Abstract:
The cytotoxic effect of tumor necrosis factor-related apoptosis-inducing ligand
(TRAIL) makes TRAIL a promising candidate for the treatment of various cancers.
However, some cancers are resistant to the effects of TRAIL. Therefore, in this study,
we addressed how silibinin enhances TRAIL-mediated apoptosis in various cancer
cells. A549, U937 and HCT116 cells were plated at a density of 1 × 105 cells/well
for overnight and treated with 75 ng/ml TRAIL either in the absence or presence of
silibinin for 24 h. MTT assay was done to check the cell viability. Apoptotic cells
were determined by the annexin-V+ staining (R&D Systems). Whole-cell lysates
were prepared by PRO-PREP protein extraction solution (iNtRON Biotechnology,
Sungnam, Republic of Korea). Cytoplasmic and nuclear protein extracts were
prepared using NE-PER nuclear and cytosolic extraction reagents (Pierce, Rockford,
IL). Combined treatment with silibinin and TRAIL (silibinin/TRAIL) induced
apoptosis accompanied by the activation of caspase-3, caspase-8, caspase-9, and Bax
and cytosolic accumulation of cytochrome c Anti-apoptotic proteins such as Bcl-2,
IAP-1, and IAP-2 were inhibited as well. Silibinin triggered TRAIL-induced
apoptosis in A549 cells through upregulation of death receptor 5 (DR5). Pretreatment
with DR5/Fc chimeric protein and DR5-targeted small interfering RNA (siRNA)
significantly blocked silibinin/TRAIL-mediated apoptosis in A549 cells.
Furthermore, silibinin increased the production of reactive oxygen species (ROS),
which led to the induction of TRAIL-mediated apoptosis through DR5 upregulation.
5mM concentration of N-acetyl-L-cysteine (NAC) and glutathione (GSH) reversed
the apoptosis-inducing effects of TRAIL which are known antioxidants. Silibinin
further induced endoplasmic reticulum (ER) stress as was indicated by the increase
in ER marker proteins such as PERK, eIF2α, and ATF-4, which stimulate the
expression of CCAAT/enhancer binding protein homologous protein (CHOP).
CHOP-targeted siRNA eliminated the induction of DR5 and resulted in a significant
decrease in silibinin/TRAIL-mediated apoptosis. We also found that
silibinin/TRAIL-induced apoptosis was accompanied with intracellular influx of
Ca2+, which was stimulated by ER stress and the Ca2+ chelator, ethylene glycol
tetraacetic acid (EGTA). Ca2+/calmodulin-dependent protein kinase (CaMKII)

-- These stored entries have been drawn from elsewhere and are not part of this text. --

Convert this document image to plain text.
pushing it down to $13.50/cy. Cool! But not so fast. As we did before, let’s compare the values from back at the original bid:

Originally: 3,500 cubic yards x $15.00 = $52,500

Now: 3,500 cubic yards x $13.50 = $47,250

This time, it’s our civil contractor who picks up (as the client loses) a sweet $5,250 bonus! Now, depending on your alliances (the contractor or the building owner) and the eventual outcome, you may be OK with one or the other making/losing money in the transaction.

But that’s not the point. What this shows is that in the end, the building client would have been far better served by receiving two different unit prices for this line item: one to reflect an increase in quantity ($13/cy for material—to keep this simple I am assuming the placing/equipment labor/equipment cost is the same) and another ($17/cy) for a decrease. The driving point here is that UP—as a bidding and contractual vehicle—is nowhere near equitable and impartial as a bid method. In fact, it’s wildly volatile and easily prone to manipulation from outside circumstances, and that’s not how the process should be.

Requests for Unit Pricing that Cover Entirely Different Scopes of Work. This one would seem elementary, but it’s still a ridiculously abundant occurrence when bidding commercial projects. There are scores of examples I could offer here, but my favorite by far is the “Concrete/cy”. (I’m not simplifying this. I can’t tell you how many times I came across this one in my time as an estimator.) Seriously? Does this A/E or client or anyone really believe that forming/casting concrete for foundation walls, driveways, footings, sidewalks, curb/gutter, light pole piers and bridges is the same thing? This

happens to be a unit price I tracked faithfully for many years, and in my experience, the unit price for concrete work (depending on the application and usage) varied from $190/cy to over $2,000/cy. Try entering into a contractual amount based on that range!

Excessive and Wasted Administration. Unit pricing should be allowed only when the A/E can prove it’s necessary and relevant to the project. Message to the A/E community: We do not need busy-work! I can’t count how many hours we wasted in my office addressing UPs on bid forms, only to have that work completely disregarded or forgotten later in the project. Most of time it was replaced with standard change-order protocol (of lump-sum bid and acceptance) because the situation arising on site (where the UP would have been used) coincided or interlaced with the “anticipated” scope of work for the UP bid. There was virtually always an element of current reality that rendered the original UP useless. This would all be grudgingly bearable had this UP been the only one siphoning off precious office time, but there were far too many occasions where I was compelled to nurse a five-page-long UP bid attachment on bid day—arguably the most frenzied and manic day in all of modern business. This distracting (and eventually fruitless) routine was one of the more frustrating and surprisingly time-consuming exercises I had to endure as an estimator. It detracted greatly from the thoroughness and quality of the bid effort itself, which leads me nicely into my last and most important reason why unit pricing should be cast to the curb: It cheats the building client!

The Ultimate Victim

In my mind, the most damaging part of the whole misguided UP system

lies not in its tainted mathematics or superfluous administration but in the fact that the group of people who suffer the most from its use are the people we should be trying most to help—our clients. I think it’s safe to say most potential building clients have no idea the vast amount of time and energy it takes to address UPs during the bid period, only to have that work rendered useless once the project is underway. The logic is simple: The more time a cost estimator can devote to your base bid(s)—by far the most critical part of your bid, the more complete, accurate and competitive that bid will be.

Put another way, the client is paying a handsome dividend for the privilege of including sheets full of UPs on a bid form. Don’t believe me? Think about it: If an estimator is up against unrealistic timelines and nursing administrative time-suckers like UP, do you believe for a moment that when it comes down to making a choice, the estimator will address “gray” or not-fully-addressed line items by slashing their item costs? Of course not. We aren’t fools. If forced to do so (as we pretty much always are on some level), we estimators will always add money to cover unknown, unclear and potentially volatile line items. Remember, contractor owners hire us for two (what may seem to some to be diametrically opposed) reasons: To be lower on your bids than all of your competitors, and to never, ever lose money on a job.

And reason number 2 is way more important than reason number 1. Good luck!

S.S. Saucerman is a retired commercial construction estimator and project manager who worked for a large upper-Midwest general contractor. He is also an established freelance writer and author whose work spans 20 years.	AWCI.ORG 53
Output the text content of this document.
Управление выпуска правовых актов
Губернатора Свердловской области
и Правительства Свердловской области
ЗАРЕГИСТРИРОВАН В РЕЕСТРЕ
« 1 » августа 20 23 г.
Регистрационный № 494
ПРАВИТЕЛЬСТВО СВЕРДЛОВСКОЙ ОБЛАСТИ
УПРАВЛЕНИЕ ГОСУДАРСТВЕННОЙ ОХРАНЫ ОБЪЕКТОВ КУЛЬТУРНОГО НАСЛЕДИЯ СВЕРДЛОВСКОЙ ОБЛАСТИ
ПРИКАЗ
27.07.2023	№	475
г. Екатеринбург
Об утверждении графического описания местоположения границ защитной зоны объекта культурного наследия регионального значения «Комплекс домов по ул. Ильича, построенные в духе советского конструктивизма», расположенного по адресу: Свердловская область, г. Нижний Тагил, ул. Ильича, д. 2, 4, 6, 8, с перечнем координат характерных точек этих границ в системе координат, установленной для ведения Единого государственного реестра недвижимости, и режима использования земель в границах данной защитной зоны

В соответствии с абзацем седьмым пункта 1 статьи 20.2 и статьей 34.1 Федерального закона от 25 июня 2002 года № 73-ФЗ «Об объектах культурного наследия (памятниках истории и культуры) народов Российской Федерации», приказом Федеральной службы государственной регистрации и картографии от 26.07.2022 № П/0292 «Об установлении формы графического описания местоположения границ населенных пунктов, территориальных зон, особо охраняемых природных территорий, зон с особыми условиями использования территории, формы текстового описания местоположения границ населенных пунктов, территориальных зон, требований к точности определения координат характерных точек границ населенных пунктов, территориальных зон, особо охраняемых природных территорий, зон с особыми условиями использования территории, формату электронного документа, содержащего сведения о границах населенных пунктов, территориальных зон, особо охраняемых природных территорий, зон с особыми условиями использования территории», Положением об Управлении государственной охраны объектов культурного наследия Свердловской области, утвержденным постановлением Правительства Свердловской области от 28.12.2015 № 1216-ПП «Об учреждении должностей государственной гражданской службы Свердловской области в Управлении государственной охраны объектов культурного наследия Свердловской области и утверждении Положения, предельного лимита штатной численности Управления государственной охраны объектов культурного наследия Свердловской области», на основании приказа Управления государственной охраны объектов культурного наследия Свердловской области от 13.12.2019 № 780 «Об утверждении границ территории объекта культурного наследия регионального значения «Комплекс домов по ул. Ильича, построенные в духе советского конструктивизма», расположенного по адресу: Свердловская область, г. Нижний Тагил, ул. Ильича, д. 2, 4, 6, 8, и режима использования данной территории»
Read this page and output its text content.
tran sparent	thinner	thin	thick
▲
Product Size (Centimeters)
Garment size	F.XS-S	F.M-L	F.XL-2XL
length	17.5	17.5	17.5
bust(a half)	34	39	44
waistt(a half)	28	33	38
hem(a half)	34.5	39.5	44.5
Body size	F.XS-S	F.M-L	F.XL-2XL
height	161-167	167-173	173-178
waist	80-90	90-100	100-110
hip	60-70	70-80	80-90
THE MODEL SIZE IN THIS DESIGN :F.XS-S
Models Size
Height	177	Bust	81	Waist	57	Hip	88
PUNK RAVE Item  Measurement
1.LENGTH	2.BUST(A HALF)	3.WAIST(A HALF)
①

inhibitor, K252a, blocked silibinin/TRAIL-induced DR5 expression along with
TRAIL-mediated apoptosis. Accordingly, it was demonstrated that ROS/ER stressmediated
CaMKII regulated Sp1, which is an important transcription factor for DR5
expression. Our results revealed that silibinin enhanced TRAIL-induced apoptosis
by upregulating DR5 expression through the ROS-ER stress-CaMKII-Sp1 axis.